Il piccolo Fabio cresce, senza perdere il suo sguardo disincantato, tra gare di presepi e coccinelle, tra gite ai monti col parroco e funghi scintillanti, tra la solitudine e la paura di non essere abbastanza simile agli altri. Se c'è una lezione che il protagonista impara è che non puoi prepararti. Che la vita ti rovescia addosso comunque tutto, come il lavarone che il mare butta sulla spiaggia. Non importa quanto preghi, quanto ti impegni ad essere bravo, non conta nulla.
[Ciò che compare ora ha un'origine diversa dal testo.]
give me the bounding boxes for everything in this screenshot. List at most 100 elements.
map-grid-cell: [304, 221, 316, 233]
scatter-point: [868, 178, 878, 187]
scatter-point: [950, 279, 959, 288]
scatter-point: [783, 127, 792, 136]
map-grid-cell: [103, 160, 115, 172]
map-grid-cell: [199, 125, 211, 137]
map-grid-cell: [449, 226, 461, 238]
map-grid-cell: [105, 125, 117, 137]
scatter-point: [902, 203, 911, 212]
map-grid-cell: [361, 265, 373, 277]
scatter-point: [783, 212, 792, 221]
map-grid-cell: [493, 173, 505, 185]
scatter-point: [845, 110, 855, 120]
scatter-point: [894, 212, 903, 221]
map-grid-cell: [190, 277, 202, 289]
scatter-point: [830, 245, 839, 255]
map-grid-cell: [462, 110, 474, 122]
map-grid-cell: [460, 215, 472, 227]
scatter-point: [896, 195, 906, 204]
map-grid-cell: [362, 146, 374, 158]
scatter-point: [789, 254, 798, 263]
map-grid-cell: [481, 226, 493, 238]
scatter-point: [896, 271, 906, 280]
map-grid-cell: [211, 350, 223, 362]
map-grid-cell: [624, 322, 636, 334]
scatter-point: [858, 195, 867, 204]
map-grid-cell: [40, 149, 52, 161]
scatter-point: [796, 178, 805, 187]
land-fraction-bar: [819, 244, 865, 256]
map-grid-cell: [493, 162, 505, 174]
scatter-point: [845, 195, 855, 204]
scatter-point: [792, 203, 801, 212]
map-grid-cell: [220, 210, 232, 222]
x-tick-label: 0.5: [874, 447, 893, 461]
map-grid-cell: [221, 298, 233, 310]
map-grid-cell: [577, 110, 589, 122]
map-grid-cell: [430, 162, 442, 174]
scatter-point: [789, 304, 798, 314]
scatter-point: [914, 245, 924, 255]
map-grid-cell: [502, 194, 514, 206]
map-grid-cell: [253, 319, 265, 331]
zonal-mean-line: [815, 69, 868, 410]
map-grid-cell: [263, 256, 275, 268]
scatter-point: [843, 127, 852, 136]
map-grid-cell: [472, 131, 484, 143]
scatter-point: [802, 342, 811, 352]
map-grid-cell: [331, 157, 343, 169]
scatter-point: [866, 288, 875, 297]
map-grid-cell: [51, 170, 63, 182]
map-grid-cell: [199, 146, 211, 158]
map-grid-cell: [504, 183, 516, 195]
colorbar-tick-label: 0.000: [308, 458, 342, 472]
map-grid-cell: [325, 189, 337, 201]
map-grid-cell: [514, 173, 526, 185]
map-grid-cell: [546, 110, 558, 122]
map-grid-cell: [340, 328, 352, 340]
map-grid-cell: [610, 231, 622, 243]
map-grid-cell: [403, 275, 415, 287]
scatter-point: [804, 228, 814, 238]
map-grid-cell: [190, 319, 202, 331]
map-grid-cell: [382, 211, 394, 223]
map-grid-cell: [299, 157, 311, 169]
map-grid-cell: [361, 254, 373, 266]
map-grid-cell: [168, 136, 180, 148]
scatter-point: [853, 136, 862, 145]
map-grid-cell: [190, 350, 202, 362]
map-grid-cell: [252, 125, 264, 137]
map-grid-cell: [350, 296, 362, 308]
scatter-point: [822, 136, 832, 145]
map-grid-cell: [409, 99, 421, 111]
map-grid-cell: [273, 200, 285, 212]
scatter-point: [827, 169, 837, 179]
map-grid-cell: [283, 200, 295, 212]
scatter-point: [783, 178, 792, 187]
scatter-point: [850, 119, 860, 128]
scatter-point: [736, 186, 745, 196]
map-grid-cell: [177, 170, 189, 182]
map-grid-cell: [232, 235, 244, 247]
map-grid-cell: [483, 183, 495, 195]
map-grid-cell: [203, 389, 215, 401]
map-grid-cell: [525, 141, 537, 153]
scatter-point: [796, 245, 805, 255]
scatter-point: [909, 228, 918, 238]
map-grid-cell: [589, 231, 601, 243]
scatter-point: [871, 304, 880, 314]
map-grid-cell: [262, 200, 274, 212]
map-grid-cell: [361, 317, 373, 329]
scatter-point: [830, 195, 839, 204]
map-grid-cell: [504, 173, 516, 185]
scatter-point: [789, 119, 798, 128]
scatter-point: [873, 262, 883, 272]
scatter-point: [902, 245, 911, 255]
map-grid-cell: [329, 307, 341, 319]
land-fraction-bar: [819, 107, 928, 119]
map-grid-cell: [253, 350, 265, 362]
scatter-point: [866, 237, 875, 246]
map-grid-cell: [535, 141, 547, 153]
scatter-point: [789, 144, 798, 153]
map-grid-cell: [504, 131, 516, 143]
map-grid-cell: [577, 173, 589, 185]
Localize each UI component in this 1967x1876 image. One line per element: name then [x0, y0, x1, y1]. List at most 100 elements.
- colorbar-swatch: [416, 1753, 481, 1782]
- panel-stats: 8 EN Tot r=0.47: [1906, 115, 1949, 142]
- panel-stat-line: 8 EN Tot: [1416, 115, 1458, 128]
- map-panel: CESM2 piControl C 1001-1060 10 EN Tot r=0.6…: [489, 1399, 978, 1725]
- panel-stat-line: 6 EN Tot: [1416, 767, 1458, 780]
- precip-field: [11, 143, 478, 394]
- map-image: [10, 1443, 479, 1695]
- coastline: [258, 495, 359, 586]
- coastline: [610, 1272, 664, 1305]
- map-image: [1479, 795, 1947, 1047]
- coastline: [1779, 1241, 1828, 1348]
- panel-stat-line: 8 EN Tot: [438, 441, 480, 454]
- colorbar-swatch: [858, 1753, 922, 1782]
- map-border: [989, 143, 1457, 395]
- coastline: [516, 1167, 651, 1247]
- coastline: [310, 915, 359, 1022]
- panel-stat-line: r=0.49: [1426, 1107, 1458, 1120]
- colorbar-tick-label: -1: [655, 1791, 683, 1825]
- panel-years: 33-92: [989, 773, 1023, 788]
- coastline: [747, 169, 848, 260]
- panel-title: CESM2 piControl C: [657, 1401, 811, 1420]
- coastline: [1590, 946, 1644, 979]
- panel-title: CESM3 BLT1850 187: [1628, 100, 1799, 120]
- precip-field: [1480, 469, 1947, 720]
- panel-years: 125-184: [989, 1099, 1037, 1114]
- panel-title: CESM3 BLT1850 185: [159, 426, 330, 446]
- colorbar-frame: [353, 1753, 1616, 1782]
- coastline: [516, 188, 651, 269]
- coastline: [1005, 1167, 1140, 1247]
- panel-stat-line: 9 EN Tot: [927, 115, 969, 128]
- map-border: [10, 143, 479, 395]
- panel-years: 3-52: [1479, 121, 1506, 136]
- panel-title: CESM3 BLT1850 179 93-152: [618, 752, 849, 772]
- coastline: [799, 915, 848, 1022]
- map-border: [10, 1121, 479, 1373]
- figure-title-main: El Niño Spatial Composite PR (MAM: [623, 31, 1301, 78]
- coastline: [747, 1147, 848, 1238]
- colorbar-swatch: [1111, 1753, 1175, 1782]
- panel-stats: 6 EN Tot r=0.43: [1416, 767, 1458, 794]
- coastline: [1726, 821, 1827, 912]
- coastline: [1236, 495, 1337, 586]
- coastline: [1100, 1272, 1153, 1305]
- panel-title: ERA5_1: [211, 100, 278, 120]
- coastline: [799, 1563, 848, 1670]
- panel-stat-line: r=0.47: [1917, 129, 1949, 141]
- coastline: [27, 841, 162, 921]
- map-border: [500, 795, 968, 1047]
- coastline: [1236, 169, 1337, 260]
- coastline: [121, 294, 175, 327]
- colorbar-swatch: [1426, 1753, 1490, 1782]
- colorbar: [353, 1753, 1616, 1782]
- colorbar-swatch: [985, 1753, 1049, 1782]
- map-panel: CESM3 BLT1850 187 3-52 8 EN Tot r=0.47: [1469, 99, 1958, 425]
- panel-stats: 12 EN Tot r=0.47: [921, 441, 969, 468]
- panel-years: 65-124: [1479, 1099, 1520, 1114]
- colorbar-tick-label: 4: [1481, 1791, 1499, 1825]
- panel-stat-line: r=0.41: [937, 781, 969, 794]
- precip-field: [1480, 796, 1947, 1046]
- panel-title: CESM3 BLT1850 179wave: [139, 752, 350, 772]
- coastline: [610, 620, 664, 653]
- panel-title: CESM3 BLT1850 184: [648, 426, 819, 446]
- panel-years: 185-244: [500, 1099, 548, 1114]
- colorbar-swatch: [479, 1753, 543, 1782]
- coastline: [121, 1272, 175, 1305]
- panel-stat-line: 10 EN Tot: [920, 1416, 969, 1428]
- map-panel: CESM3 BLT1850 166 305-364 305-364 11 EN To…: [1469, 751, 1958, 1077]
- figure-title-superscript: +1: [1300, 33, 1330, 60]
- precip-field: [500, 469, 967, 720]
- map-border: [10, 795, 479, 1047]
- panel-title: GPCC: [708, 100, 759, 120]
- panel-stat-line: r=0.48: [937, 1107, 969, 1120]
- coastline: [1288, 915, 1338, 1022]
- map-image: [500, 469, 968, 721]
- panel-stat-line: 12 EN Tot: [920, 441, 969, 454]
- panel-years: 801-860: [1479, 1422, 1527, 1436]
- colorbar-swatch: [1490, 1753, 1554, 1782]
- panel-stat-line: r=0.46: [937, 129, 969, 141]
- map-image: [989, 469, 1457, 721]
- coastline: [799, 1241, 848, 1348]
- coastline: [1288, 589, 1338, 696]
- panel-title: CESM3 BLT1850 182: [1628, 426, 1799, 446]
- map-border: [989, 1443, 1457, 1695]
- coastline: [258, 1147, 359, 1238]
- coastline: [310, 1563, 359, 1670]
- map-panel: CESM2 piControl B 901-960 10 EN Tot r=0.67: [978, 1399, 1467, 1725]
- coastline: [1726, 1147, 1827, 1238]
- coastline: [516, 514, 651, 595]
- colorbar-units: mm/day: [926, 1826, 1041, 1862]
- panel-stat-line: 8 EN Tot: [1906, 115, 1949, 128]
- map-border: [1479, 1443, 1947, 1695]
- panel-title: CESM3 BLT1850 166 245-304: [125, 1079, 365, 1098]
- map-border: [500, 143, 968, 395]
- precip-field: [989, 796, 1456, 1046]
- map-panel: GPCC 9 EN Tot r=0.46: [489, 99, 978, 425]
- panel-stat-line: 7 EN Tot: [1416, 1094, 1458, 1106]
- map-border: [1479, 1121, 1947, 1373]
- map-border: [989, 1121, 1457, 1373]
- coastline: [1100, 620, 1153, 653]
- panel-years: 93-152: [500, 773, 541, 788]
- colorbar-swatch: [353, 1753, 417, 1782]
Tanto vale inseguire quello che ami, che tanto il dolore ti cade addosso lo stesso e non c'è verso di scansarlo.
Il mare dove non si tocca è così. Si ride, ci si commuove, si ride ancora. Si legge la storia di Fabio e vi si riconosce la propria, in una sorta di riflesso cangiante, di piccolo sussulto che riporta ognuno di di noi alla propria infanzia, un luogo abitato di ricordi, mostri e sogni infranti.
...io lì per lì quest'anima non me la sapevo immaginare, poi però l'ho capito che l'anima di ogni persona è proprio questa qua: è la sua storia da raccontare, e più è bella più vola fra le bocche e le orecchie e dura nel tempo. Il tuo corpo finisce in una cassa, ma la tua storia viaggia per il mondo, viaggia per sempre.
Fabio Genovesi ci racconta la sua storia, come è stata ma soprattutto come sarebbe potuta essere, cosicché il lettore non sa mai dove finisce la realtà e dove inizia la finzione narrativa.
Il valore aggiunto di questo romanzo sta proprio nell'universalità del suo significato intrinseco: Fabio cresce a Vittoria Apuana ma il libro sarebbe potuto essere ambientato benissimo in un un paesino in Brasile o in Turchia. Se c'è una cosa che vale per tutti è propria questa: casa tua, il posto dove sei nato, è diverso e uguale per tutti. Allora raccontare la provincia per Genovesi diventa un modo per dare vita ad un grande racconto epico, su modello della grande narrativa americana, una sorta di "mitologia dei posti". L'autore parla dei posti degli altri parlando del suo e così facendo compie la magia: accende il calore e l'amore che ognuno ha per il suo pezzo di mondo, quello spicchio dell'universo che è solo nostro, ma che, paradossalmente, condividiamo con il resto dell'umanità.
Indicazioni terapeutiche: per chi è rimasto bambino, per chi ha paura del mare aperto ma si tuffa lo stesso, per chi non perde la speranza.
Effetti collaterali: Non sempre ciò che ci allontana dalla strada comune, che ci fa essere dissimili dalla moltitudine è un male. Anche la solitudine può essere un valore, se ci spinge fuori dalla nostra rete di sicurezza, dove niente è sicuro o conosciuto, ma dove sono nascoste anche infinite possibilità, come tesori sepolti in fondo al mare. Solo dove non si tocca si nuota davvero.